Como compradora de armamentos da Rússia (navios e tanques de guerra, por exemplo) e cada vez mais aberta a intensificar o comércio com a Rússia e a China, a Argentina solicitou e recebeu de Vladimir Putin e Xi Jinping apoio para ingressar no BRICS. Esse bloco de países acrescenta a seus membros legitimidade de atuação como representantes do mundo em desenvolvimento, além de participarem do Novo Banco de Desenvolvimento e de um Arranjo Contingente de Reservas.

Servindo aos interesses estadunidenses, dos quais o governo bolsonarista se declara defensor incondicional, Bolsonaro preocupa-se com a possibilidade da ampliação do BRICS para um possível BRICS Plus, já proposta pela China para nele ingressar também países como México, Paquistão e Sri Lanka. A entrada da Argentina no BRICS pode torná-la menos dependente dos Estados Unidos e do FMI; entretanto, e devido aos interesses norte-americanos, apesar de o Brasil tomar parte no BRICS, Bolsonaro sempre tentou esvaziar o conteúdo político do bloco, dele desdenhando.

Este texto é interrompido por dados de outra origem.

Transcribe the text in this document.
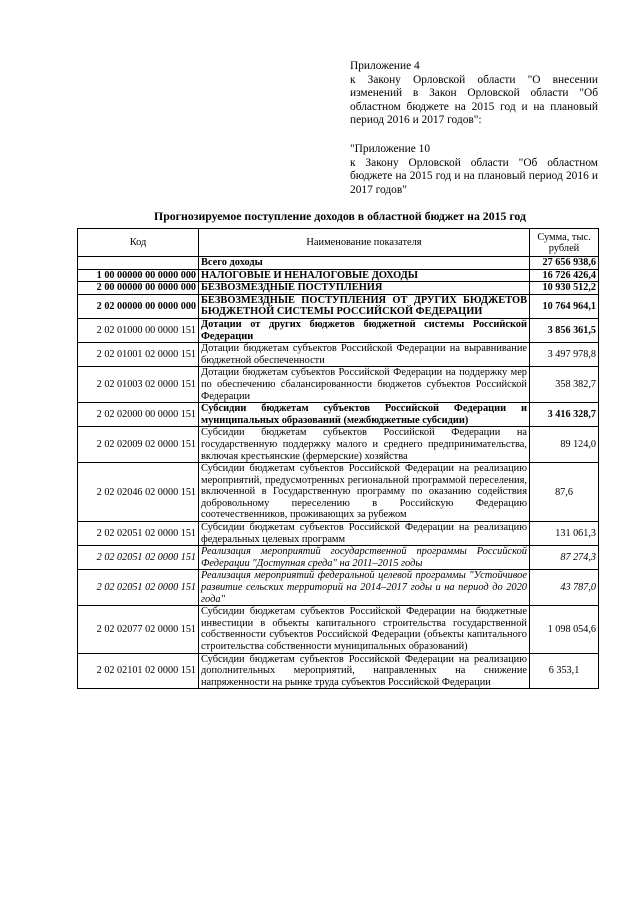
Приложение 4

к Закону Орловской области "О внесении изменений в Закон Орловской области "Об областном бюджете на 2015 год и на плановый период 2016 и 2017 годов":

"Приложение 10

к Закону Орловской области "Об областном бюджете на 2015 год и на плановый период 2016 и 2017 годов"

Прогнозируемое поступление доходов в областной бюджет на 2015 год
Код	Наименование показателя	Сумма, тыс. рублей
	Всего доходы	27 656 938,6
1 00 00000 00 0000 000	НАЛОГОВЫЕ И НЕНАЛОГОВЫЕ ДОХОДЫ	16 726 426,4
2 00 00000 00 0000 000	БЕЗВОЗМЕЗДНЫЕ ПОСТУПЛЕНИЯ	10 930 512,2
2 02 00000 00 0000 000	БЕЗВОЗМЕЗДНЫЕ ПОСТУПЛЕНИЯ ОТ ДРУГИХ БЮДЖЕТОВ БЮДЖЕТНОЙ СИСТЕМЫ РОССИЙСКОЙ ФЕДЕРАЦИИ	10 764 964,1
2 02 01000 00 0000 151	Дотации от других бюджетов бюджетной системы Российской Федерации	3 856 361,5
2 02 01001 02 0000 151	Дотации бюджетам субъектов Российской Федерации на выравнивание бюджетной обеспеченности	3 497 978,8
2 02 01003 02 0000 151	Дотации бюджетам субъектов Российской Федерации на поддержку мер по обеспечению сбалансированности бюджетов субъектов Российской Федерации	358 382,7
2 02 02000 00 0000 151	Субсидии бюджетам субъектов Российской Федерации и муниципальных образований (межбюджетные субсидии)	3 416 328,7
2 02 02009 02 0000 151	Субсидии бюджетам субъектов Российской Федерации на государственную поддержку малого и среднего предпринимательства, включая крестьянские (фермерские) хозяйства	89 124,0
2 02 02046 02 0000 151	Субсидии бюджетам субъектов Российской Федерации на реализацию мероприятий, предусмотренных региональной программой переселения, включенной в Государственную программу по оказанию содействия добровольному переселению в Российскую Федерацию соотечественников, проживающих за рубежом	87,6
2 02 02051 02 0000 151	Субсидии бюджетам субъектов Российской Федерации на реализацию федеральных целевых программ	131 061,3
2 02 02051 02 0000 151	Реализация мероприятий государственной программы Российской Федерации "Доступная среда" на 2011–2015 годы	87 274,3
2 02 02051 02 0000 151	Реализация мероприятий федеральной целевой программы "Устойчивое развитие сельских территорий на 2014–2017 годы и на период до 2020 года"	43 787,0
2 02 02077 02 0000 151	Субсидии бюджетам субъектов Российской Федерации на бюджетные инвестиции в объекты капитального строительства государственной собственности субъектов Российской Федерации (объекты капитального строительства собственности муниципальных образований)	1 098 054,6
2 02 02101 02 0000 151	Субсидии бюджетам субъектов Российской Федерации на реализацию дополнительных мероприятий, направленных на снижение напряженности на рынке труда субъектов Российской Федерации	6 353,1
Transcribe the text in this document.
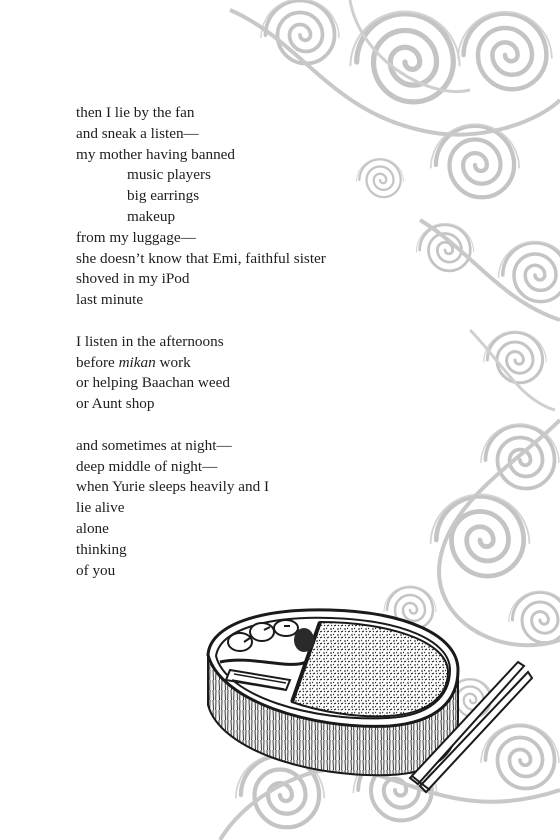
then I lie by the fan
and sneak a listen—
my mother having banned
music players
big earrings
makeup
from my luggage—
she doesn’t know that Emi, faithful sister
shoved in my iPod
last minute
I listen in the afternoons
before mikan work
or helping Baachan weed
or Aunt shop
and sometimes at night—
deep middle of night—
when Yurie sleeps heavily and I
lie alive
alone
thinking
of you
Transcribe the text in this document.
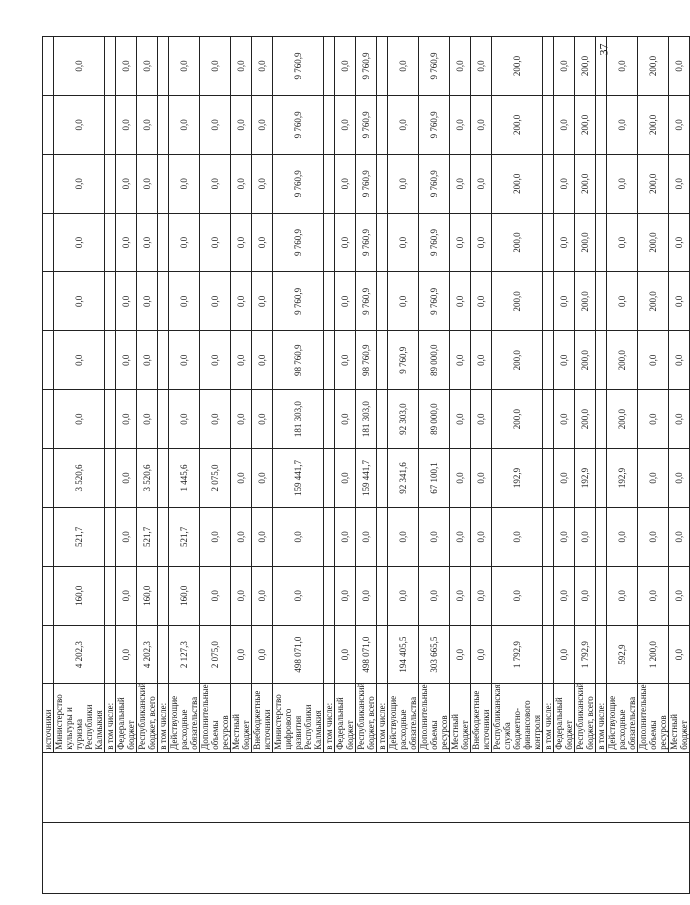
37
		источники											
		Министерство культуры и туризма Республики Калмыкия	4 202,3	160,0	521,7	3 520,6	0,0	0,0	0,0	0,0	0,0	0,0	0,0
		в том числе:											
		Федеральный бюджет	0,0	0,0	0,0	0,0	0,0	0,0	0,0	0,0	0,0	0,0	0,0
		Республиканский бюджет, всего	4 202,3	160,0	521,7	3 520,6	0,0	0,0	0,0	0,0	0,0	0,0	0,0
		в том числе:											
		Действующие расходные обязательства	2 127,3	160,0	521,7	1 445,6	0,0	0,0	0,0	0,0	0,0	0,0	0,0
		Дополнительные объемы ресурсов	2 075,0	0,0	0,0	2 075,0	0,0	0,0	0,0	0,0	0,0	0,0	0,0
		Местный бюджет	0,0	0,0	0,0	0,0	0,0	0,0	0,0	0,0	0,0	0,0	0,0
		Внебюджетные источники	0,0	0,0	0,0	0,0	0,0	0,0	0,0	0,0	0,0	0,0	0,0
		Министерство цифрового развития Республики Калмыкия	498 071,0	0,0	0,0	159 441,7	181 303,0	98 760,9	9 760,9	9 760,9	9 760,9	9 760,9	9 760,9
		в том числе:											
		Федеральный бюджет	0,0	0,0	0,0	0,0	0,0	0,0	0,0	0,0	0,0	0,0	0,0
		Республиканский бюджет, всего	498 071,0	0,0	0,0	159 441,7	181 303,0	98 760,9	9 760,9	9 760,9	9 760,9	9 760,9	9 760,9
		в том числе:											
		Действующие расходные обязательства	194 405,5	0,0	0,0	92 341,6	92 303,0	9 760,9	0,0	0,0	0,0	0,0	0,0
		Дополнительные объемы ресурсов	303 665,5	0,0	0,0	67 100,1	89 000,0	89 000,0	9 760,9	9 760,9	9 760,9	9 760,9	9 760,9
		Местный бюджет	0,0	0,0	0,0	0,0	0,0	0,0	0,0	0,0	0,0	0,0	0,0
		Внебюджетные источники	0,0	0,0	0,0	0,0	0,0	0,0	0,0	0,0	0,0	0,0	0,0
		Республиканская служба бюджетно-финансового контроля	1 792,9	0,0	0,0	192,9	200,0	200,0	200,0	200,0	200,0	200,0	200,0
		в том числе:											
		Федеральный бюджет	0,0	0,0	0,0	0,0	0,0	0,0	0,0	0,0	0,0	0,0	0,0
		Республиканский бюджет, всего	1 792,9	0,0	0,0	192,9	200,0	200,0	200,0	200,0	200,0	200,0	200,0
		в том числе:											
		Действующие расходные обязательства	592,9	0,0	0,0	192,9	200,0	200,0	0,0	0,0	0,0	0,0	0,0
		Дополнительные объемы ресурсов	1 200,0	0,0	0,0	0,0	0,0	0,0	200,0	200,0	200,0	200,0	200,0
		Местный бюджет	0,0	0,0	0,0	0,0	0,0	0,0	0,0	0,0	0,0	0,0	0,0
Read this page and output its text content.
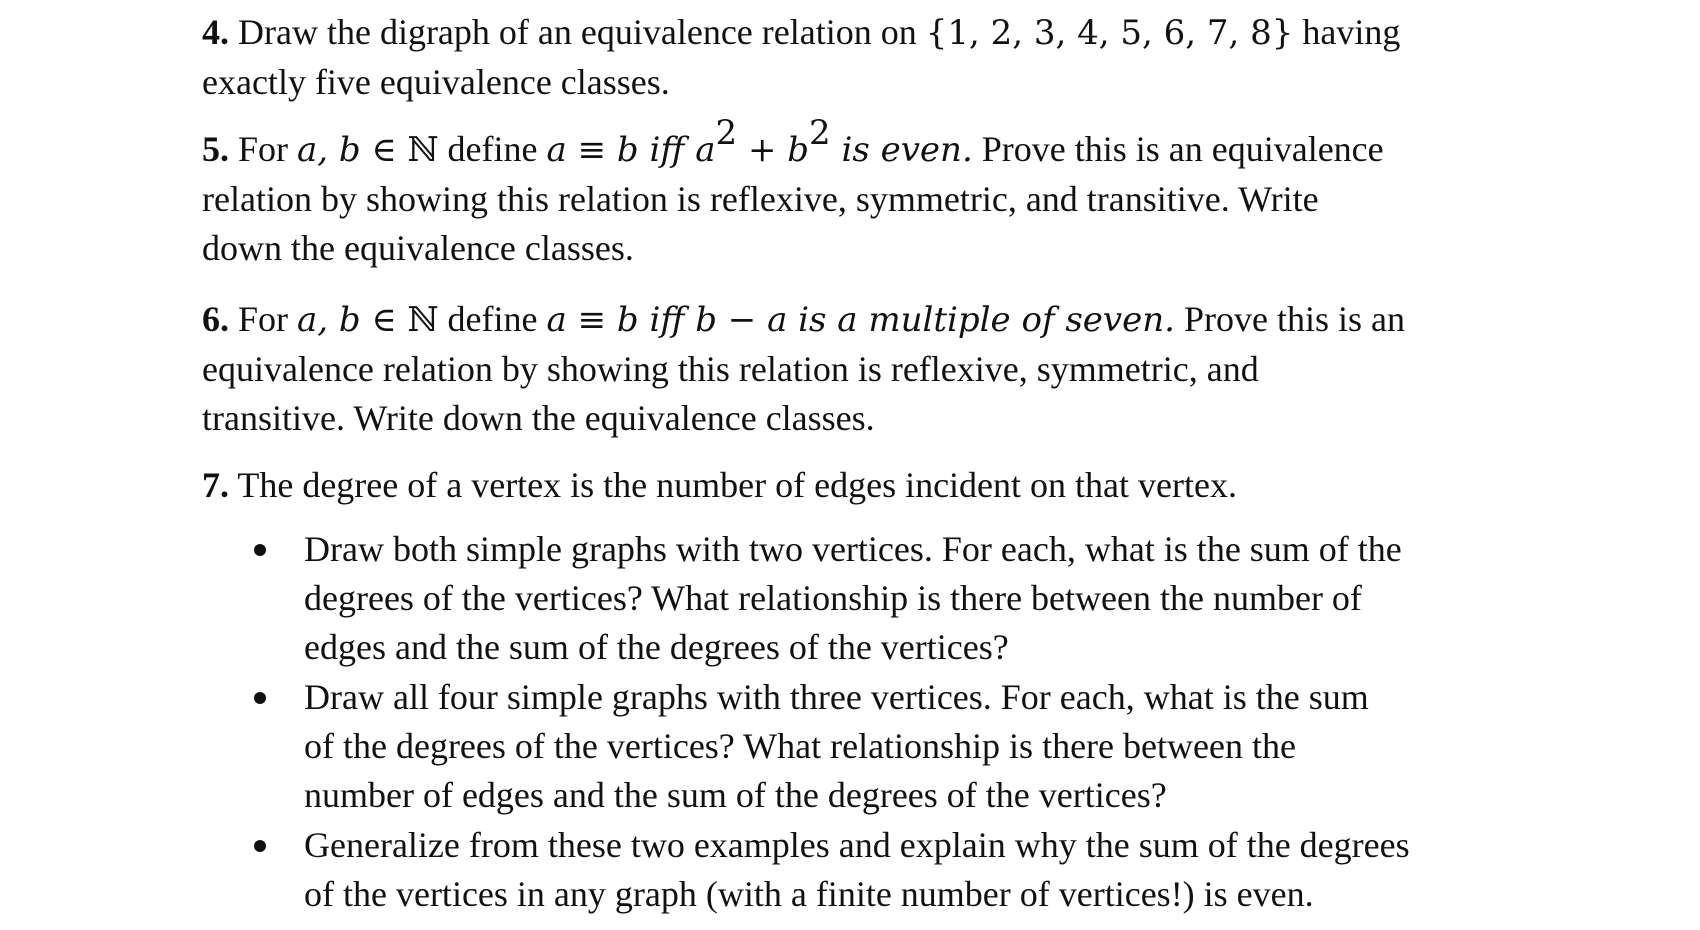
4. Draw the digraph of an equivalence relation on {1, 2, 3, 4, 5, 6, 7, 8} having
exactly five equivalence classes.

5. For a, b ∈ ℕ define a ≡ b iff $a^2 + b^2$ is even. Prove this is an equivalence
relation by showing this relation is reflexive, symmetric, and transitive. Write
down the equivalence classes.

6. For a, b ∈ ℕ define a ≡ b iff b − a is a multiple of seven. Prove this is an
equivalence relation by showing this relation is reflexive, symmetric, and
transitive. Write down the equivalence classes.

7. The degree of a vertex is the number of edges incident on that vertex.

Draw both simple graphs with two vertices. For each, what is the sum of the
degrees of the vertices? What relationship is there between the number of
edges and the sum of the degrees of the vertices?
Draw all four simple graphs with three vertices. For each, what is the sum
of the degrees of the vertices? What relationship is there between the
number of edges and the sum of the degrees of the vertices?
Generalize from these two examples and explain why the sum of the degrees
of the vertices in any graph (with a finite number of vertices!) is even.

Ainda assim, quando enxerga a possibilidade de a Argentina, principal competidora econômica do Brasil na América do Sul, adentrar no BRICS, Bolsonaro teme pela perda do protagonismo brasileiro no continente e com o reforço que o BRICS receberá desse novo membro.

Foi isso que surpreendeu Bolsonaro e o fez decidir-se a ir até Putin, mesmo em uma ocasião extraordinária como esta, haja vista a emergência com que ele e o império estadunidense encaram essa tal necessidade de diálogo (o resto é historinha para boi dormir).

Essa é a realidade que se oculta por trás da falsa aparência de um desafio ao país ianque e à União Europeia, tão propagada pela imprensa comprometida com o capital monopolista internacional.